Kern & Co. are screwing with my mind. I'm serious. How do I know? Tonight's secret phrase is "secret." Damn them all to Hell.
Manor kitchen. Piper and Raige futz silently with an astonishing array of breakfast goodies before being loudly interrupted by the entrance of Phoebe. She's running late for jury duty and needs to caffeinate. Now. ["God in heaven, does she ever." -- Sars] "Banter" ensues over Phoebe's lack of sleep and her intended vote in what apparently is a capital trial. Phoebe reminds Piper and Raige that she can't discuss the case outside of the courtroom, but allows that her sleeplessness has more to do with a lack of Cole than disturbing nightmares spawned by gruesome crime scene photographs. Cole told Phoebe he "needed some time to find himself and figure out who he was without his demon side," and bolted. I need someone to explain to me why Cole would disappear after Phoebe finally accepted his marriage proposal, and no, a "camping trip" with Darryl is not an acceptable option here. Wouldn't he have ditched the Manor to "find himself" immediately after receiving a vial of Demon Be Gone in his back, rather than waiting around for a month and a half? I understand the juggling of episodes that occurred earlier in the season, what with the producers treading lightly as far as viewers' sensibilities were concerned, but why are they still flipping around the episodes' apparent order this late in the game? The timeline has been screwed so thoroughly by so many people, it's syphilitic.

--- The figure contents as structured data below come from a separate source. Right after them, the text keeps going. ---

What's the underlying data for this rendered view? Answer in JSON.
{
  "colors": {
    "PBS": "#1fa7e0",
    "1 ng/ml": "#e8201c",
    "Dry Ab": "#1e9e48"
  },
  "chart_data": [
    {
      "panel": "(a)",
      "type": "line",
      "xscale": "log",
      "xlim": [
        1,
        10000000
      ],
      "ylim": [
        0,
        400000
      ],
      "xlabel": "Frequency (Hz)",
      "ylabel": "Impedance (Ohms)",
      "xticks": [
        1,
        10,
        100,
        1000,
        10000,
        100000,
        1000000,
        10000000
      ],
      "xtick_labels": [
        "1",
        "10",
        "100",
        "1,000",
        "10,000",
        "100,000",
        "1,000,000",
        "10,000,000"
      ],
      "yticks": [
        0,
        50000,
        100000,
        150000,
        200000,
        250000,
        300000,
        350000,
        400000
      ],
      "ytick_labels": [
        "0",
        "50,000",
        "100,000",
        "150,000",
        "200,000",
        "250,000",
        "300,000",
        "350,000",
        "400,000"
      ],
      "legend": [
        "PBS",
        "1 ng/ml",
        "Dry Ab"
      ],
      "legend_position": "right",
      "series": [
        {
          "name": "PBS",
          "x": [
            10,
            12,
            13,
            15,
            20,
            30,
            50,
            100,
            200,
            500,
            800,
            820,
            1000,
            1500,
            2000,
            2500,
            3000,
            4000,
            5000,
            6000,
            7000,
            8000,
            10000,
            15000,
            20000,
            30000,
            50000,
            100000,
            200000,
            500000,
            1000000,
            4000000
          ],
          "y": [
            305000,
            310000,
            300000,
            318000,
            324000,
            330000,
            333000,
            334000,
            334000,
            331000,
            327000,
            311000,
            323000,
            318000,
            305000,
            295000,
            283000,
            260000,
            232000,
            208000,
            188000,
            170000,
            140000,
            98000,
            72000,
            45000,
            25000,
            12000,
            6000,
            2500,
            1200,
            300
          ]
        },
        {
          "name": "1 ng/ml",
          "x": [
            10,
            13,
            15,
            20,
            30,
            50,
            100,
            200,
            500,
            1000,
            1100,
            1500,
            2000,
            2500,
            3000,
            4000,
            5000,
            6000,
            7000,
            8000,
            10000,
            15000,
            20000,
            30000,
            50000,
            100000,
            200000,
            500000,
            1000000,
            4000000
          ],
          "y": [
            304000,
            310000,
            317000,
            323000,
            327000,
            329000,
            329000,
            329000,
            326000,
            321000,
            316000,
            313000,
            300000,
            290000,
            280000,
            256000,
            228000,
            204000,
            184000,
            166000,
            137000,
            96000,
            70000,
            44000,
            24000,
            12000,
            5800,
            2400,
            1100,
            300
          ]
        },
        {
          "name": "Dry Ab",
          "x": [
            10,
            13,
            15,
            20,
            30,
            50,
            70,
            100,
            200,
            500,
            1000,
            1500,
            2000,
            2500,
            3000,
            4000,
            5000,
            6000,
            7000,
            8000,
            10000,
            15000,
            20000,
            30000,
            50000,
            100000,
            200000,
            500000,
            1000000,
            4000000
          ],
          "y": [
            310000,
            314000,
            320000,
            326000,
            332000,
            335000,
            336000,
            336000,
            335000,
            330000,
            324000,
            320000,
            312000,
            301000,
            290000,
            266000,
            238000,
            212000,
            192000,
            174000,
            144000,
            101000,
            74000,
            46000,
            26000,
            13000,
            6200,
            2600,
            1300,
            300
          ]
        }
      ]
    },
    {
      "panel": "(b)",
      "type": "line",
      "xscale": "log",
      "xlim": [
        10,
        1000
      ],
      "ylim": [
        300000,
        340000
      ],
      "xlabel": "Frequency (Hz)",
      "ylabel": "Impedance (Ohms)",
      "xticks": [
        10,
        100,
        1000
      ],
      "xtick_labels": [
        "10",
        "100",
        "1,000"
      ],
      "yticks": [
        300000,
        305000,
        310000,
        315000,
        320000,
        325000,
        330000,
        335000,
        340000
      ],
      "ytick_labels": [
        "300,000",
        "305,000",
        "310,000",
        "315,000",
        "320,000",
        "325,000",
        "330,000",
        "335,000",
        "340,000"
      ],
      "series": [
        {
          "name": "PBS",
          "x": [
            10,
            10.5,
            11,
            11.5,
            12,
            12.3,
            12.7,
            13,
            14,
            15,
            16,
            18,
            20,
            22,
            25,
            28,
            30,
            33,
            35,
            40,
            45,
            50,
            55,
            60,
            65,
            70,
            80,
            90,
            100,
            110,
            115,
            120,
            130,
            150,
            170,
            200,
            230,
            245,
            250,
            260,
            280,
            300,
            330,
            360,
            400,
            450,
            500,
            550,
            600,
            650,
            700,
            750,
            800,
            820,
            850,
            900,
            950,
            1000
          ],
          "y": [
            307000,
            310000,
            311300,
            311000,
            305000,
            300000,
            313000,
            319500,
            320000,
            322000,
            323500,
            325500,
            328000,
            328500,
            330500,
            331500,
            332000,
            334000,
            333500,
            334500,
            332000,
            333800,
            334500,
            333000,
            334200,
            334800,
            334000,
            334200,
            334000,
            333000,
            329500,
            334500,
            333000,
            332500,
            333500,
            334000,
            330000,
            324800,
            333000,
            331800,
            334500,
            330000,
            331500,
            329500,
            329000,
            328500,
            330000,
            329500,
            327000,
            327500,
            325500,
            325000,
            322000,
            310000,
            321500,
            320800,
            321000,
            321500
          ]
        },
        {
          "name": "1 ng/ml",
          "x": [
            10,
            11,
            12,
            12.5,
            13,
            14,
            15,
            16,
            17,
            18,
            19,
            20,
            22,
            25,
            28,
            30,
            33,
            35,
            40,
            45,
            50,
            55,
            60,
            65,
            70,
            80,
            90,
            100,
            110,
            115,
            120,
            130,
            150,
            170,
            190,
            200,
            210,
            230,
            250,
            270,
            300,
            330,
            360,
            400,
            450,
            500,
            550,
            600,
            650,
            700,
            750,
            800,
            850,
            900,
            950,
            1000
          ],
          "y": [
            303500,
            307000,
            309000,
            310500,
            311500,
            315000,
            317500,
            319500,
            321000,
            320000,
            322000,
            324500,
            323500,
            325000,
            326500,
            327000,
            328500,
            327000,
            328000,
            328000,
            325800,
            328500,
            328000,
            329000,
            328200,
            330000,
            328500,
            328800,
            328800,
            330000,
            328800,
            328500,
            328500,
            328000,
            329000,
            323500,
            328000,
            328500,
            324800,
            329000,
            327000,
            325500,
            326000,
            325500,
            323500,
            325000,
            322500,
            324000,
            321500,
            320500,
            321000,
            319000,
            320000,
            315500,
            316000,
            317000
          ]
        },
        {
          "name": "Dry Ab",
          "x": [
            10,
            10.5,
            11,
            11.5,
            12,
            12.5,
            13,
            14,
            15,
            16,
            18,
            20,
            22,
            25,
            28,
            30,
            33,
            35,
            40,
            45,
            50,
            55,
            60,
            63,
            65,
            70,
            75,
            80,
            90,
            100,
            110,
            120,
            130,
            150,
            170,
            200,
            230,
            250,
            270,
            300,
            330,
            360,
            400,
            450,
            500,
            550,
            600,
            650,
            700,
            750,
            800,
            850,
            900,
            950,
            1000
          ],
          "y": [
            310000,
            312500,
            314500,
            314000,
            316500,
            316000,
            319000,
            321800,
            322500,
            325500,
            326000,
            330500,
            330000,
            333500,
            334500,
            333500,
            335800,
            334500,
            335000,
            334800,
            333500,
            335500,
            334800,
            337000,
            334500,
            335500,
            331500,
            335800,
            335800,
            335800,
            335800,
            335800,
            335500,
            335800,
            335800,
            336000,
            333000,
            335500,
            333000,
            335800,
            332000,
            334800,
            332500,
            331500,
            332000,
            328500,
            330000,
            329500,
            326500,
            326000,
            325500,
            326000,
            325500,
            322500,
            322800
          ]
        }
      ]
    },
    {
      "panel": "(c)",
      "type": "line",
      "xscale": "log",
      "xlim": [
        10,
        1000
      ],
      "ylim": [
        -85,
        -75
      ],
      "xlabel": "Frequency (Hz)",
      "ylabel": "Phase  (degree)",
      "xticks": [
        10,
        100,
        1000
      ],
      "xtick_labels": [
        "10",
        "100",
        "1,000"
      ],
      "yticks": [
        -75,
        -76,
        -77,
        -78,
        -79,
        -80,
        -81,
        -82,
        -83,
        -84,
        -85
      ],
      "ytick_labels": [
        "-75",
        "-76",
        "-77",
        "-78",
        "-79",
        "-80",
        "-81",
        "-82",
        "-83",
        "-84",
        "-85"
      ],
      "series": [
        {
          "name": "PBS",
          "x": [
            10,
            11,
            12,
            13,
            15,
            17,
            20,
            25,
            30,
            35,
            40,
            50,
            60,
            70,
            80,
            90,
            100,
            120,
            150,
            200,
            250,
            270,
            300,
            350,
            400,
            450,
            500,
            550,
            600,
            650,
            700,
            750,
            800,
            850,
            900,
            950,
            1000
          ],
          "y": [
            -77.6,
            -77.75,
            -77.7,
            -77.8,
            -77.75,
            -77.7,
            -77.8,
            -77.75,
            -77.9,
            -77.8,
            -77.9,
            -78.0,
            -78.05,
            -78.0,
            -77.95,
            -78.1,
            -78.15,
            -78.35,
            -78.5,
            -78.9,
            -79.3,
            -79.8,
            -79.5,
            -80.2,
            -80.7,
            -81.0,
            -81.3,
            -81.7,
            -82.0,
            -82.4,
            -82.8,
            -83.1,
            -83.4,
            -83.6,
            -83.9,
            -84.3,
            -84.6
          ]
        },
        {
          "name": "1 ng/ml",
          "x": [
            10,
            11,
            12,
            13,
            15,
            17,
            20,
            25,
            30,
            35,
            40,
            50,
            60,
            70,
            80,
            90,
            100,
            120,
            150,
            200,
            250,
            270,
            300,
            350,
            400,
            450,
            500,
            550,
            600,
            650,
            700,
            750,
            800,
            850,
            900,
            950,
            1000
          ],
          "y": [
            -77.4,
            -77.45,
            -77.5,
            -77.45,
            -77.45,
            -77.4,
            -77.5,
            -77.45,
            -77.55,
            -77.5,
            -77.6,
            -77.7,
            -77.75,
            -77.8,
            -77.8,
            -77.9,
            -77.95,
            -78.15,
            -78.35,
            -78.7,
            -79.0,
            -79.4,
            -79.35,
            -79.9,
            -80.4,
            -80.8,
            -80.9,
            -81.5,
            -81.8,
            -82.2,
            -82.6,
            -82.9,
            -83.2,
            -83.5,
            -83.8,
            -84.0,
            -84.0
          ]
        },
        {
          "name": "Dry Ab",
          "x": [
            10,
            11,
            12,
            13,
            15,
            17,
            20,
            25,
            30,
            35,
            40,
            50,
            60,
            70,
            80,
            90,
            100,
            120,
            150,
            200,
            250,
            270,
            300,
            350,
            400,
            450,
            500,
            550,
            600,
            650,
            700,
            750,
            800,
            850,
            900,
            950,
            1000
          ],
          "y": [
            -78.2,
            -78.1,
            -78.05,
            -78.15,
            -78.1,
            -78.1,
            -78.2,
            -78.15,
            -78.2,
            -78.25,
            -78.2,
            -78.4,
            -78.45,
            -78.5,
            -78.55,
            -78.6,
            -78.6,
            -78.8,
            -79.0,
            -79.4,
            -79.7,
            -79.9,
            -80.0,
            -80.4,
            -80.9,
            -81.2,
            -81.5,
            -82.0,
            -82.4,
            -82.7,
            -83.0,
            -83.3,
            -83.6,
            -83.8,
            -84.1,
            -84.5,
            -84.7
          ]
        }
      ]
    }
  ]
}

Anyway, Raige makes an Iron John joke that was doddering its way towards senility back in the '80s while Phoebe guzzles coffee and checks her watch. "Ohmigod. Gotta go," she blurts, and stomps out towards the front door. Piper and Raige skitter after her, attempting a bit slyly to pump her for more information about the trial. Phoebe -- smart enough to see through their wicked, deceptive ways, but still too stupid to get out of jury duty in the first place -- reminds them once again of the injunction against discussing details of the case before a verdict has been rendered. Raige won't take contempt of court or the risk of a mistrial for an answer. Phoebe can trust them with the information, she argues. "Nobody keeps secrets better than us. We are the mistresses of secrets." Oh, Lord. I smell a theme. I don't think I'll be getting too far ahead of myself or this episode if I guess right now that each of the Glamorous Ladies will prove this statement false within the next fifteen minutes. Phoebe, mollified by Raige's sincerity, reveals that "it would be [her] supreme pleasure to send that murdering bastard straight to Hell -- by legal means, not magical." This from the same person who told the fiancée of one of Cole's murder victims that capital punishment in Cole's case would only serve to "keep him from doing future good," so everyone should just ignore his past transgressions. Hypocrisy on Phoebe's part, or stupidity on the writers'? You decide.
Phoebe gathers up her coat and purse and yanks open the front door to reveal Slampiece Glenn striding across the porch. She yodels a quick hello before disappearing down the walk. Raige flings herself into Glenn's arms, wondering what brought him to the Manor. He's just returned from Australia and, having heard of her move, decided to drop by to check up on her. And to skive a free place to stay before he heads to Nepal, apparently. Raige immediately insists that he crash in her room, and hustles him up the stairs. As is her wont, Piper is most displeased. The Ps "don't usually have houseguests, because of all the obvious reasons," Piper notes. Raige argues that they can trust the slampiece to keep his mouth shut. Raige has, after all, known Glenn since kindergarten. Given their sleeping arrangements as of late, this piece of information is decidedly disturbing. Piper attempts to argue, but Raige shuts her down, choosing instead to scamper upstairs to get her some of that grubby twentysomething-backpacker action. Piper slits her eyes as she grinds her teeth into nubby little stumps.